TALEPLERİMİZ KESİN, KARARIMIZ NET!
1. Mesleki Kimliğimiz Tanınsın!
İtfaiye Meslek Sınıfı derhal kurulsun. Belediyeler, ARFF ve tüm kamu itfaiye personelini kapsayan, risk ve niteliğe uygun tek bir meslek sınıfı oluşturulsun.
Memur, işçi, sözleşmeli, şirket işçisi gibi parçalı istihdam biçimlerine son verilsin; itfaiyeciler tek statüde, güvenceli memur kadrosunda istihdam edilsin.
2. Güvence ve Tazminatlar Tam Verilsin!
Görev başında hayatını kaybedenler şehit, yaralananlar gazi sayılsın; şehitlerimiz onurlandırılsın, ailelerinin hakları teslim edilsin.
Fiili Hizmet Süresi Zammı (90 gün) tüm itfaiye emekçilerine kadroya esas ayrımsız uygulansın.
İş riski tazminatı sembolik düzeyden çıkarılsın, riskin ağırlığına göre ödensin.
3600 ek gösterge, yangın ve dalış tazminatı, mesleğe özgü ek ödemeler hayata geçirilsin.
3. Çalışma Şartları İnsanileştirilsin!
24/48 çalışma düzeni, 24/72 sisteme dönüştürülsün.
Norm kadro açıkları kapatılsın.
Görevde yükselme sınavları düzenli yapılsın, mülakat dayatmasına son verilsin.
4. İşçi Sağlığı ve İş Güvenliği Önlemleri Güçlendirilsin!
Koruyucu malzeme ve ekipmanlar dünya standartlarına uygun hale getirilsin.
Meslek hastalığı kapsamı genişletilsin; kanser, kalp-damar ve solunum rahatsızlıkları meslek hastalığı olarak kabul edilsin.
Ruhsal travmalara karşı psikolojik destek ve rehabilitasyon hizmetleri sağlansın.
İtfaiyecilik salt bir iş değil; toplumun güvenliği, can kaybının önlenmesi, afetlerde ilkyardım, kurtarma ve müdahale işleriyle dolu bir yaşam ve ölüm arasında mekik çeken, sağlık, risk ve fedakârlıkla yoğrulmuş bir meslek. Bu görevlerin hakkı sermayeyle, bakanlık politikalarıyla, bürokratik daralmalarla değil, yasalarla, toplumsal sözleşmeyle verilmelidir.
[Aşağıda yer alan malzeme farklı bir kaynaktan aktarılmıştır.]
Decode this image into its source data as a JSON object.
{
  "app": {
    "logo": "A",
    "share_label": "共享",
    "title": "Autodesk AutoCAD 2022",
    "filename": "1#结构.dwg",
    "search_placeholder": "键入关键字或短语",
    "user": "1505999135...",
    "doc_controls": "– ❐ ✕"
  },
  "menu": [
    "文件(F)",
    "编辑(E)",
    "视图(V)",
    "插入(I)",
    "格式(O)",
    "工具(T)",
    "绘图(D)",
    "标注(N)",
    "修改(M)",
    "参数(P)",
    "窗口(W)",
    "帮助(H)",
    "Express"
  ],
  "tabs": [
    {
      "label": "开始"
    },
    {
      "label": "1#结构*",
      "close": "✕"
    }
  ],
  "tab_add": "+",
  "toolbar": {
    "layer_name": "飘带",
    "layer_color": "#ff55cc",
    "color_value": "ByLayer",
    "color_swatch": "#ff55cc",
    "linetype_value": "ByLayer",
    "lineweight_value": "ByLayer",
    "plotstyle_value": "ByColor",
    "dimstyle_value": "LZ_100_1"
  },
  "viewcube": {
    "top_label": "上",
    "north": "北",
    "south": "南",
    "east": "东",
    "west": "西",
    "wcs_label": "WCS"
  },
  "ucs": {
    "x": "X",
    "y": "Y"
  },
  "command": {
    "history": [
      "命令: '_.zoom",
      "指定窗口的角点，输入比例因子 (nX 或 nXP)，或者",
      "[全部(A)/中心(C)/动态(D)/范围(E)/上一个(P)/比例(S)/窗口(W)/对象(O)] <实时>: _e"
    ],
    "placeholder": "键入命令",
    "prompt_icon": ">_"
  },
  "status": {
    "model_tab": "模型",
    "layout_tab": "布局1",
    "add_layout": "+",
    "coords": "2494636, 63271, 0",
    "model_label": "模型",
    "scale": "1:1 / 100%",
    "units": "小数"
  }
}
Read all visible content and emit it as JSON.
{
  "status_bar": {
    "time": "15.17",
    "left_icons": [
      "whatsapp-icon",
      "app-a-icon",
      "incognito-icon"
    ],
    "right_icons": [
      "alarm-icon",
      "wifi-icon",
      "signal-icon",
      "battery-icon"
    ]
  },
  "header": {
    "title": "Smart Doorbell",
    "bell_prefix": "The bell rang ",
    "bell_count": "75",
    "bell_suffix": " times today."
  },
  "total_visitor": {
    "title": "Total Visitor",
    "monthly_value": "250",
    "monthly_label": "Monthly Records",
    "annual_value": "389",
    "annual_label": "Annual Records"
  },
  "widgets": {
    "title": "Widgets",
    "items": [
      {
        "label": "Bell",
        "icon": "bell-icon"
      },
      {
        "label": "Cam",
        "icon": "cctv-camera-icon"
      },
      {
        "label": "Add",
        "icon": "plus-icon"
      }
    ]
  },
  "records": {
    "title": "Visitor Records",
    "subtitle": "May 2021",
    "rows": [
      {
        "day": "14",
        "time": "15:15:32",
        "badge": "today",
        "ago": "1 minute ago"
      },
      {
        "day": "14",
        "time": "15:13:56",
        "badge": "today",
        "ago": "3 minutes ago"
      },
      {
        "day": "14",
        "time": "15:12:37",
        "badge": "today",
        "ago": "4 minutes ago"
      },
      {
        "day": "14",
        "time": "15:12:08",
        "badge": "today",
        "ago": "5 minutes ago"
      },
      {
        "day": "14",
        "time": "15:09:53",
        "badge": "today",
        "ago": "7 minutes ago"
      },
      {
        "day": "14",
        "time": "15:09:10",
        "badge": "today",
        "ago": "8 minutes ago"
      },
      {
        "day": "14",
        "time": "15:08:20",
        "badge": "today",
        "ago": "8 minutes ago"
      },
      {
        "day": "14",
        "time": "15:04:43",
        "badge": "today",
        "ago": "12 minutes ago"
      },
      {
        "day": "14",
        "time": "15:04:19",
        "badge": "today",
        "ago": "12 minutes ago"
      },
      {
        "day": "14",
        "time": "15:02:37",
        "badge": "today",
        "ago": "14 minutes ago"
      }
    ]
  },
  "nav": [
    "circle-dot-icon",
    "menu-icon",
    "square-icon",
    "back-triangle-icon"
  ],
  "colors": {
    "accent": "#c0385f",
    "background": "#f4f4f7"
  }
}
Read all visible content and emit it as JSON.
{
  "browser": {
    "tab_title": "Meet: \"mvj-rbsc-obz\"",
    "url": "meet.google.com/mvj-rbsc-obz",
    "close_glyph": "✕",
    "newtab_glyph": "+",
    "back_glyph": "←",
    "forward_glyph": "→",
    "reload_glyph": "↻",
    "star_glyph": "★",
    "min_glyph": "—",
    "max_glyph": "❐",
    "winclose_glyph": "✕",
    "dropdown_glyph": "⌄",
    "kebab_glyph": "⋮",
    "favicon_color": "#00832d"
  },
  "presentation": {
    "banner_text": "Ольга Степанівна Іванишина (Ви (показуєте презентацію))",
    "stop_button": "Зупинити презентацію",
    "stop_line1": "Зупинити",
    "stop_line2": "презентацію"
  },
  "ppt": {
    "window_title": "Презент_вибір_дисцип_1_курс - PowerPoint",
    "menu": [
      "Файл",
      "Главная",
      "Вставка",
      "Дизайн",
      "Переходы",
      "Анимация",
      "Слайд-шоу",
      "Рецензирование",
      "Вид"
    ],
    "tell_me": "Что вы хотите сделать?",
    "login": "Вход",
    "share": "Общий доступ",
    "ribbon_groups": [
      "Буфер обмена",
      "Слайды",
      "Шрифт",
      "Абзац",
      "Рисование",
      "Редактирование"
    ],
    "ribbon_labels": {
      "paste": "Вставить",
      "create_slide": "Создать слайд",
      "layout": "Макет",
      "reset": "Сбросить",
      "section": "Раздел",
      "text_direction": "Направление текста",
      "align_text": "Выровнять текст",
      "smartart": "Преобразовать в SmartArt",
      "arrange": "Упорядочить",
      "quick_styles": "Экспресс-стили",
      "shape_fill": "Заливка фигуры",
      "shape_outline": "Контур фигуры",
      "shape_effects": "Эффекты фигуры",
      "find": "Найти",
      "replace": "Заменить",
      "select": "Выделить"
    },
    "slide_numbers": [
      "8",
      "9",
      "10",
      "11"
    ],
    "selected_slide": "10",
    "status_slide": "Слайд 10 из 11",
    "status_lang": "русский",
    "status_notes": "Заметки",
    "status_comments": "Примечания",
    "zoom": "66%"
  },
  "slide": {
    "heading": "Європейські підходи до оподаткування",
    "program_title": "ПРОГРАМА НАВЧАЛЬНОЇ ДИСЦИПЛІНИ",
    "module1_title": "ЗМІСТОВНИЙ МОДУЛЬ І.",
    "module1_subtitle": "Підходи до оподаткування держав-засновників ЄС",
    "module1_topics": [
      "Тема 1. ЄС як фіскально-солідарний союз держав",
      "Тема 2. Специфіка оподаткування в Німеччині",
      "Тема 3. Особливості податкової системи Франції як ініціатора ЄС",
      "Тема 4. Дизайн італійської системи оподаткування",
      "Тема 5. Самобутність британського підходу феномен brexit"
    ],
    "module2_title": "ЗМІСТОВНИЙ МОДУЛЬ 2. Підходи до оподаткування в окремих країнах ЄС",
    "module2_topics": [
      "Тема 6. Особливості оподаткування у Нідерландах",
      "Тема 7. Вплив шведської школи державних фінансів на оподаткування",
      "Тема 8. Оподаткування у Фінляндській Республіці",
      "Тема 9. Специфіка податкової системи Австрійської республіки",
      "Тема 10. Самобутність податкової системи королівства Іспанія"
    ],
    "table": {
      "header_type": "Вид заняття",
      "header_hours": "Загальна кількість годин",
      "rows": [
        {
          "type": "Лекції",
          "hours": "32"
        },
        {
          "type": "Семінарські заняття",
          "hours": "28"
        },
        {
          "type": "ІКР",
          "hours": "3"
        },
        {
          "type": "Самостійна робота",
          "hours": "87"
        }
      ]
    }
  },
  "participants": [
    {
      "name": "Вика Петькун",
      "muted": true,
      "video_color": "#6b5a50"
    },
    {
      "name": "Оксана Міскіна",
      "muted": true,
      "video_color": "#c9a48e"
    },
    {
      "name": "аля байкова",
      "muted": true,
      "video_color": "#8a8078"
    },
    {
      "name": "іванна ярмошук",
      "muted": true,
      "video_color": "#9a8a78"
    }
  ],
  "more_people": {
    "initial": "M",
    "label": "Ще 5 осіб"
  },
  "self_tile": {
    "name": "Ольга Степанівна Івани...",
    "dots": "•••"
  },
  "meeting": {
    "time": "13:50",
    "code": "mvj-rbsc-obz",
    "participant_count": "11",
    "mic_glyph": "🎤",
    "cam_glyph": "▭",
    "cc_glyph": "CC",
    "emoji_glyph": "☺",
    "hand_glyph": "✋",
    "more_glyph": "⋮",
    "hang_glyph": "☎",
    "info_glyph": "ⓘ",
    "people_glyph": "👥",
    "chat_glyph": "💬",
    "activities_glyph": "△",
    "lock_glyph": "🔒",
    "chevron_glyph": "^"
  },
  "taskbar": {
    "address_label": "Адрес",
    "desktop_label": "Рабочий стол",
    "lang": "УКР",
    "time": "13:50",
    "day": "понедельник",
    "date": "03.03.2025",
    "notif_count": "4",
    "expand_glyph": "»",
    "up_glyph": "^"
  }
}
Bizler, halkın canı, malı ve doğanın ise içerisindeki tüm canlı-cansız her şey ile devamlılığını sağlamak için kendini feda eden ama kendi hakkı için susturulmak istenen insanlar değiliz!
Bu yüzden:
Susmuyoruz, örgütleniyoruz, mücadele ediyoruz.
İşçileri, kamu emekçilerini, emeklileri, esnafımızı, hayatı paylaştığımız herkesi, her kesimi ve tüm yurttaşlarımızı mücadelemize omuz vermeye davet ediyoruz.
Kamu hizmetinin onuru ve geleceği, emekçinin hakkı teslim edildiğinde korunur.
Buradan siyasi iktidara sesleniyoruz: Artık bu sese kulak verin, itfaiyeciliği kanunla tanımlayın ve haklarımızı yasal güvenceye kavuşturun.
Bu mesleği görmezden gelmek değil, meslek kanunu ile tanımak devletin görevidir! Geciken her gün, adaletin gecikmesi, mesleğin ve meslek emekçilerinin güvencesizleşmesi demektir.
ALEVLERDEN YÜKSELEN SESİMİZİ DUYUN:
İTFAİYECİLİK MESLEKTİR, HAKKIMIZI ALACAĞIZ!